Admin can always delete an user so I'd not worry now with the moderation of the signups.
@juanignaciosl about your proposal:

1. Yep. They signup as part of the org.
   2.1. Yep.
   2.2. Yep
   3.1 Yep.
   3.2 how are they gonna change the username if it's already taken then?

[juanignaciosl]

3.3 The username field should not be readonly, just like password fields. Only the email must remain the same.

[saleiva]

then all ok :)

[juanignaciosl]

Ok, @saleiva, I've updated the description according to the final flow. cc @xavijam

[juanignaciosl]

@saleiva, @andrewxhill, just as a reminder, since there's no whitlisting of emails, any user with an organization email will be automatically added to it after signup.

[andrewxhill]

Well, we might want to give them a warning in the signup steps though.
Since being a part of an Org might change data privacy etc.

On Fri, Jun 12, 2015 at 7:36 AM, Juan Ignacio Sánchez Lara <
notifications@github.com> wrote:

@saleiva https://github.com/saleiva, @andrewxhill
https://github.com/andrewxhill, just as a reminder, since there's no
whitlisting of emails, any user with an organization email will be
automatically added to it after signup.

—
Reply to this email directly or view it on GitHub
#3902 (comment).

andrewxhill http://twitter.com/andrewxhill
http://cartodb.com

[cholmes]

As an org admin who is literally right now hand adding a bunch of users I definitely welcome these improvements.

I agree with @andrewxhill that I'd want at least a notification of a new user signing up, so I at least know to go back and delete them.

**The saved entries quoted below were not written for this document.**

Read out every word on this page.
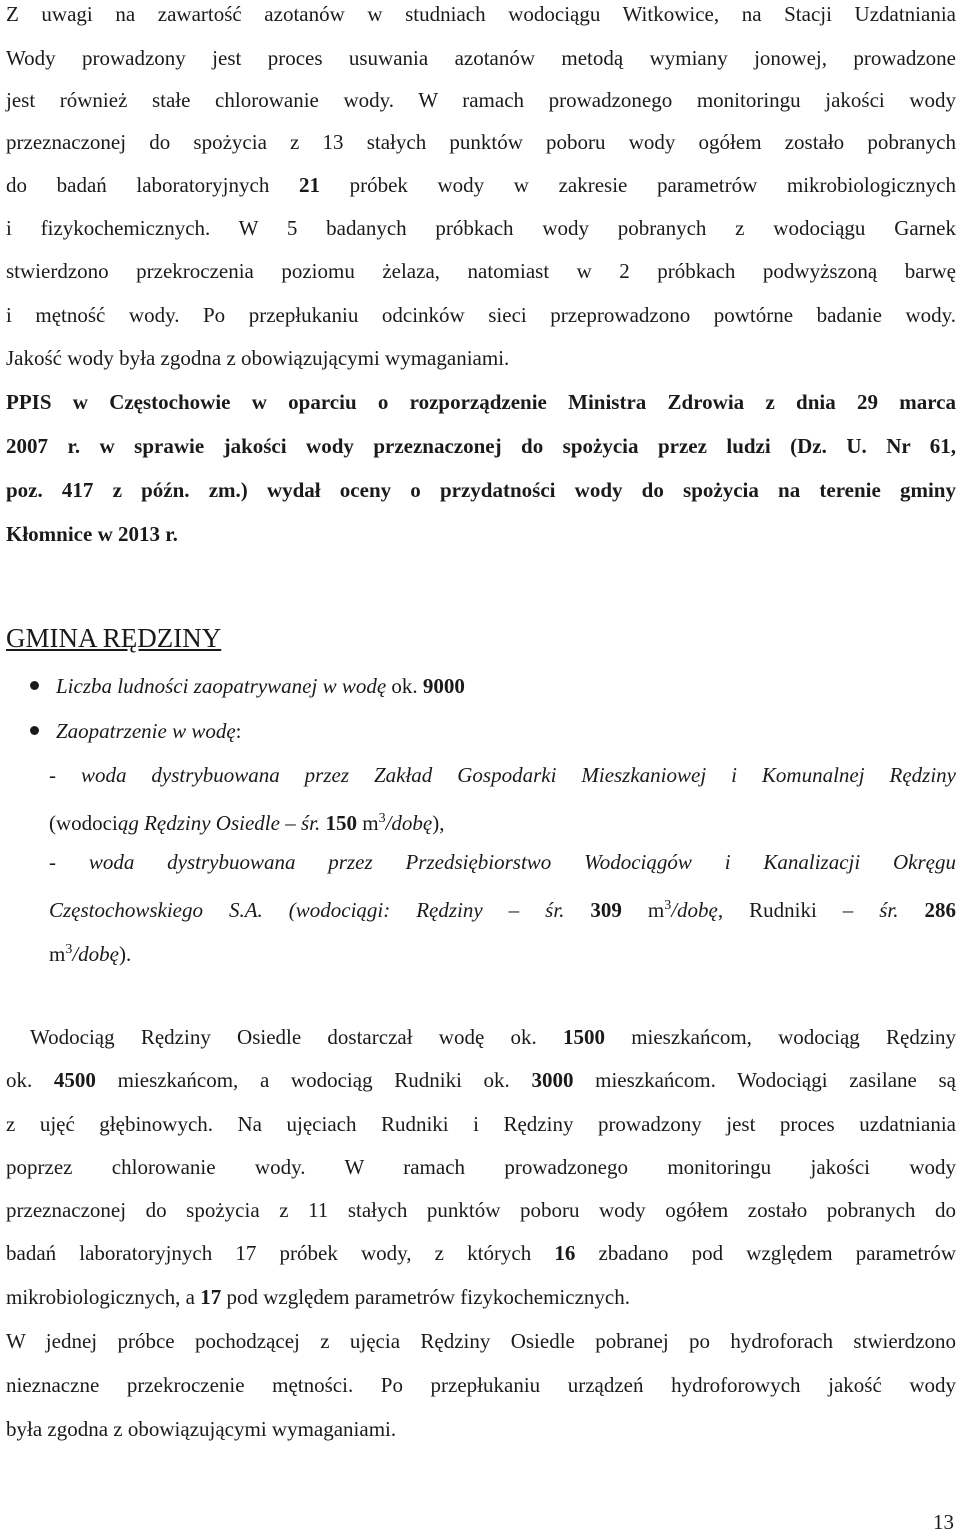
Z uwagi na zawartość azotanów w studniach wodociągu Witkowice, na Stacji Uzdatniania
Wody prowadzony jest proces usuwania azotanów metodą wymiany jonowej, prowadzone
jest również stałe chlorowanie wody. W ramach prowadzonego monitoringu jakości wody
przeznaczonej do spożycia z 13 stałych punktów poboru wody ogółem zostało pobranych
do badań laboratoryjnych 21 próbek wody w zakresie parametrów mikrobiologicznych
i fizykochemicznych. W 5 badanych próbkach wody pobranych z wodociągu Garnek
stwierdzono przekroczenia poziomu żelaza, natomiast w 2 próbkach podwyższoną barwę
i mętność wody. Po przepłukaniu odcinków sieci przeprowadzono powtórne badanie wody.
Jakość wody była zgodna z obowiązującymi wymaganiami.
PPIS w Częstochowie w oparciu o rozporządzenie Ministra Zdrowia z dnia 29 marca
2007 r. w sprawie jakości wody przeznaczonej do spożycia przez ludzi (Dz. U. Nr 61,
poz. 417 z późn. zm.) wydał oceny o przydatności wody do spożycia na terenie gminy
Kłomnice w 2013 r.
GMINA RĘDZINY
Liczba ludności zaopatrywanej w wodę ok. 9000
Zaopatrzenie w wodę:
- woda dystrybuowana przez Zakład Gospodarki Mieszkaniowej i Komunalnej Rędziny
(wodociąg Rędziny Osiedle – śr. 150 $m^3/dobę$),
- woda dystrybuowana przez Przedsiębiorstwo Wodociągów i Kanalizacji Okręgu
Częstochowskiego S.A. (wodociągi: Rędziny – śr. 309 $m^3$/dobę, Rudniki – śr. 286
$m^3/dobę$).
Wodociąg Rędziny Osiedle dostarczał wodę ok. 1500 mieszkańcom, wodociąg Rędziny
ok. 4500 mieszkańcom, a wodociąg Rudniki ok. 3000 mieszkańcom. Wodociągi zasilane są
z ujęć głębinowych. Na ujęciach Rudniki i Rędziny prowadzony jest proces uzdatniania
poprzez chlorowanie wody. W ramach prowadzonego monitoringu jakości wody
przeznaczonej do spożycia z 11 stałych punktów poboru wody ogółem zostało pobranych do
badań laboratoryjnych 17 próbek wody, z których 16 zbadano pod względem parametrów
mikrobiologicznych, a 17 pod względem parametrów fizykochemicznych.
W jednej próbce pochodzącej z ujęcia Rędziny Osiedle pobranej po hydroforach stwierdzono
nieznaczne przekroczenie mętności. Po przepłukaniu urządzeń hydroforowych jakość wody
była zgodna z obowiązującymi wymaganiami.
13
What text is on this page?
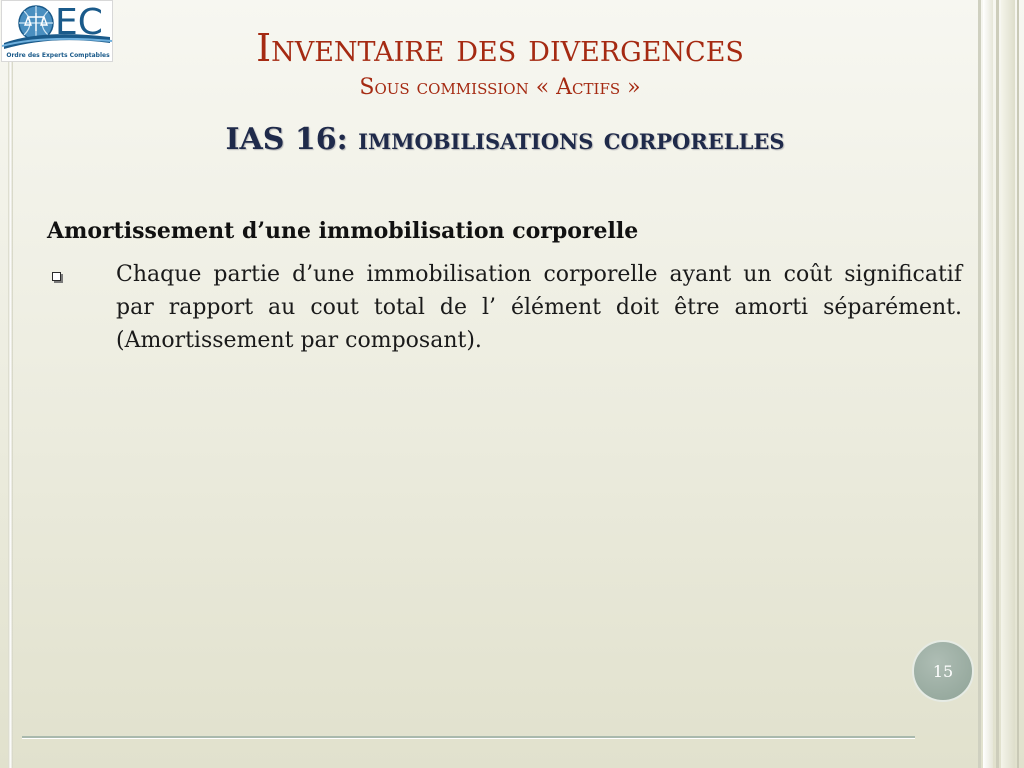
EC
Ordre des Experts Comptables	Inventaire des divergences
Sous commission « Actifs »
IAS 16: immobilisations corporelles
Amortissement d’une immobilisation corporelle
Chaque partie d’une immobilisation corporelle ayant un coût significatif par rapport au cout total de l’ élément doit être amorti séparément. (Amortissement par composant).
15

Would be better if they went in to a queue I could approve. But if I could also 'invite' users and they are pre-approved to go through without approval if they are on that list. (though much better to get these improvements out soon and then improve that later)

Also, is there a workflow where as an admin I can just add existing cartodb user accounts to my organization? This seems relevant for 2.2 - if a user in my org signed up and later I want to add them. It sucks to make them delete their account if they have a bunch of nice maps and data already loaded.

[juanignaciosl]

@andrewxhill: right, I've added the need for privacy and administrator management warning to this issue.

@cholmes good points:

• I've created a new issue for "Notify org owner when a new user is created Notify org owner when a new user is created #4045", it's really convenient.
• We've already talked to @saleiva about "whitelisting" or "inviting" users, but the problem with that approach is that it increases owner workload and that's something we want to avoid for the moment. I've written it down at "Org users approval queue + whitelisting Org users approval queue + whitelisting #4046" for further discussion, since it's something that will certainly come back sooner or later.
• No, right now you can't move existing CartoDB users accounts into an organization. It's problematic: org owner becomes account manager, so he somehow becomes owner and responsible for that user data, that's why we prefer that delegation to be explicit. Also, quota handling can be tricky. Since a user can change its email in his current user if he needs that email account for organization joining it's not a problem right now.